A duty to inform? Does an executor have to inform your charity of its interest in an estate?

It is annoying enough to have been kept in the dark about an interest in an estate when the administration has progressed without incident. It is even worse if that silence has harmed your charity's legacy, masking an incompetent estate administration or a dispute over the estate. 

You are likely to have heard the phrase, 'a will speaks from death'. What this means is that an executor named in a Will has a right to act from the date of death. Note that this is a right to act, not an obligation to act. An executor can positively decline to act (renounce probate) or simply do nothing. In either instance, he/she cannot be criticised. But what if the executor starts to involve themselves in the administration of the estate (intermeddle)? At what point in the process do they have to notify legatees (such as charity beneficiaries) of their interest?

The traditional view

In Re Lewis, the court held that the general law does not impose a duty on an executor to give notice. This general principle that an executor owes no duty to inform a legatee of the terms of his legacy was followed in Cancer Research Campaign v Ernest Brown & Co. In this case, the executors escaped liability for the loss caused by the beneficiaries not being able to enter into a deed varying the terms of the Will to make it more IHT efficient within the required 2 years, as they had not been notified of their legacies in time. The reasoning given by the judge was that the duty to inform could only arise once the executor knew that there were no debts that would require any abatement of the legacies. The judge took the view that until an executor is fully satisfied that there has been a complete payment of all debts, he cannot be under any obligation to pay any legacy. As such, he could not be under any obligation to give notice to legatees of their prospective gain.

A new view?

In the recently published judgment of Dorothy House & Julia's House Limited v Anne Elizabeth Helme & Daniel Jones, whilst the judge acknowledged that it was right that an executor cannot be sure about the debt position of an estate until its liabilities have been ascertained, he also noted that the beneficiaries of that estate nevertheless have a right to its due administration. The judge commented that he had "some difficulty" in seeing why the right to have an estate administered correctly is not a sufficient interest to justify a duty on the executor to inform the beneficiaries of the existence of their legacies.

The judge noted that in the context of trusts, a trustee (whether that trust is made during a person's lifetime or via their Will) must inform an adult beneficiary who is entitled to some part of the trust fund of their interest, and drew attention to other instances in the context of trusts in which trustees have a duty to inform beneficiaries of their interest, even if ultimately they may receive nothing at all.

New law?

Unfortunately, whilst the judge in Dorothy House & Julia's House Limited v Helme & Jones was clearly not convinced by the explanation that as no legatee's gift can be known with certainty until all the debts are ascertained, that justifies not imposing a duty to inform on the executors, ultimately he was obliged to follow the decisions that came before him, particularly Re Lewis, as it was a decision of a higher court (the Court of Appeal). Reluctantly, therefore, he held that there was no duty on the executors to inform the charity beneficiaries of their interest in the estate, prior to them eventually being informed by a third party. In this case, the deceased in question had died in December 2017. The professional executors had been aware of this from January 2018, but did not tell the charity beneficiaries of the estate. Instead, a neighbour who knew the deceased had died and who was also a beneficiary, informed the charities in August 2020, more than 2½ years later.

That said, whilst he noted that on the authorities the executors had no legal obligation to inform the charity beneficiaries of their entitlement, the judge commented that it was usual for executors to do so.
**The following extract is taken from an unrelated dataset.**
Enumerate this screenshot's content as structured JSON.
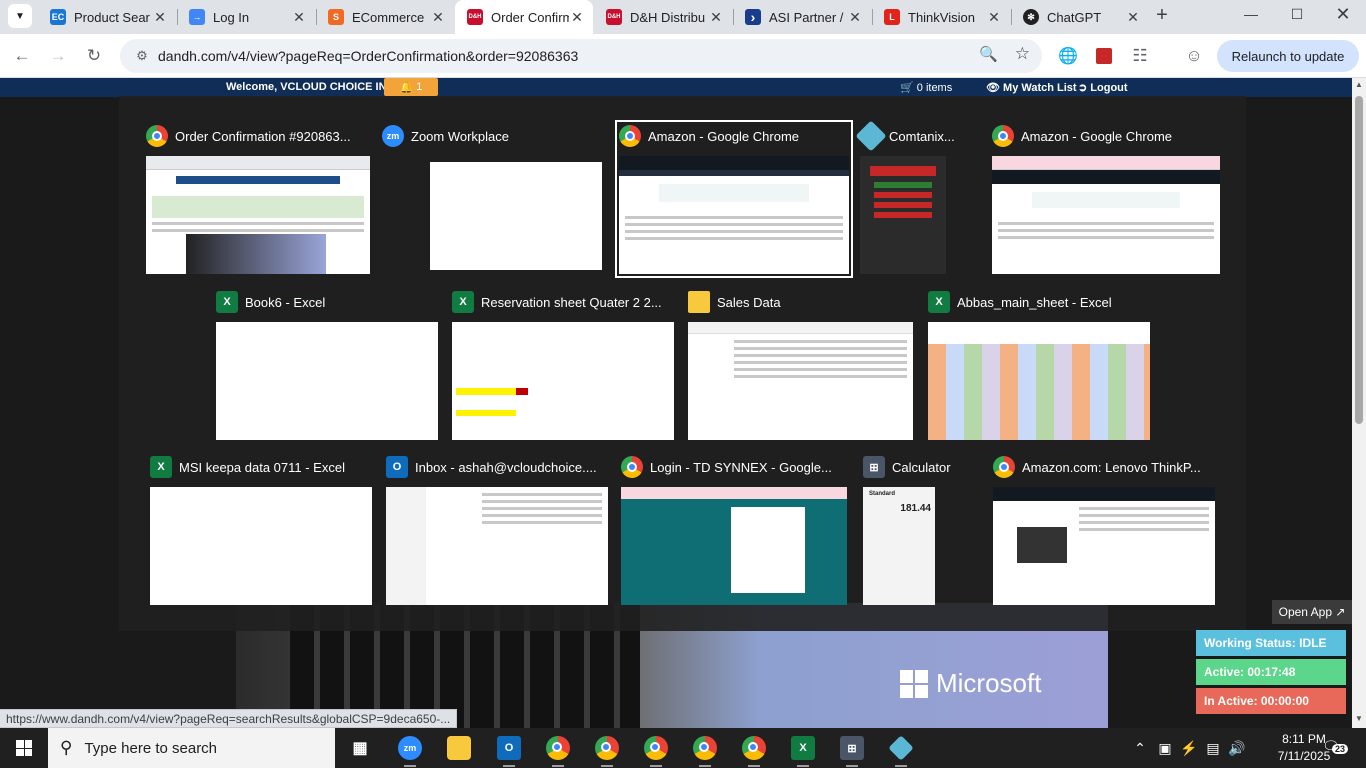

The fact that the executors in this case did not, understandably knocked confidence in their reliability. This was a pertinent comment, as it arose as part of an application to remove the executors. We can conclude from this that a failure to inform beneficiaries is going to count against executors should their conduct later be called into question.
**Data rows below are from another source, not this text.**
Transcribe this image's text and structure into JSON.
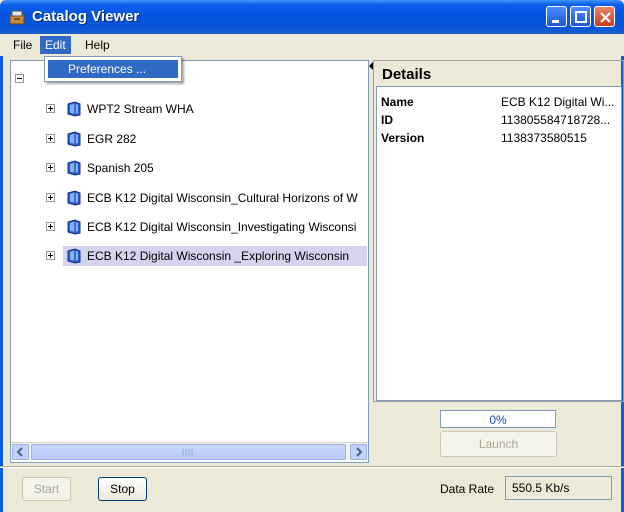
{
  "window": {
    "title": "Catalog Viewer"
  },
  "menu": {
    "file": "File",
    "edit": "Edit",
    "help": "Help",
    "edit_items": [
      "Preferences ..."
    ]
  },
  "tree": {
    "rows": [
      {
        "label": "WPT2 Stream WHA",
        "selected": false
      },
      {
        "label": "EGR 282",
        "selected": false
      },
      {
        "label": "Spanish 205",
        "selected": false
      },
      {
        "label": "ECB K12 Digital Wisconsin_Cultural Horizons of W",
        "selected": false
      },
      {
        "label": "ECB K12 Digital Wisconsin_Investigating Wisconsi",
        "selected": false
      },
      {
        "label": "ECB K12 Digital Wisconsin _Exploring  Wisconsin",
        "selected": true
      }
    ]
  },
  "details": {
    "title": "Details",
    "fields": [
      {
        "key": "Name",
        "value": "ECB K12 Digital Wi..."
      },
      {
        "key": "ID",
        "value": "113805584718728..."
      },
      {
        "key": "Version",
        "value": "1138373580515"
      }
    ]
  },
  "progress": {
    "percent_label": "0%",
    "percent": 0
  },
  "buttons": {
    "launch": "Launch",
    "start": "Start",
    "stop": "Stop"
  },
  "status": {
    "rate_label": "Data Rate",
    "rate_value": "550.5 Kb/s"
  },
  "colors": {
    "titlebar": "#0353e0",
    "menu_highlight": "#316ac5",
    "selection": "#d6d3f0"
  },
  "icons": {
    "app": "catalog-app-icon",
    "row": "book-icon"
  }
}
It is also the case that beneficiaries can bring a claim against executors for any loss caused to the estate during the period of administration in which they were kept in the dark. The fact that they were kept uninformed could even help the beneficiaries' claim, particularly if this is deliberate on the part of the executors. However, on the basis that prevention is better than cure, thus it would be better to be informed of a legacy and be able to take action earlier if you spot something going wrong, rather than simply having a right to redress after the event, this is not the most satisfactory legal position for beneficiaries. Nevertheless, it is the one we have to contend with pending new law, notwithstanding judicial criticism of the current law.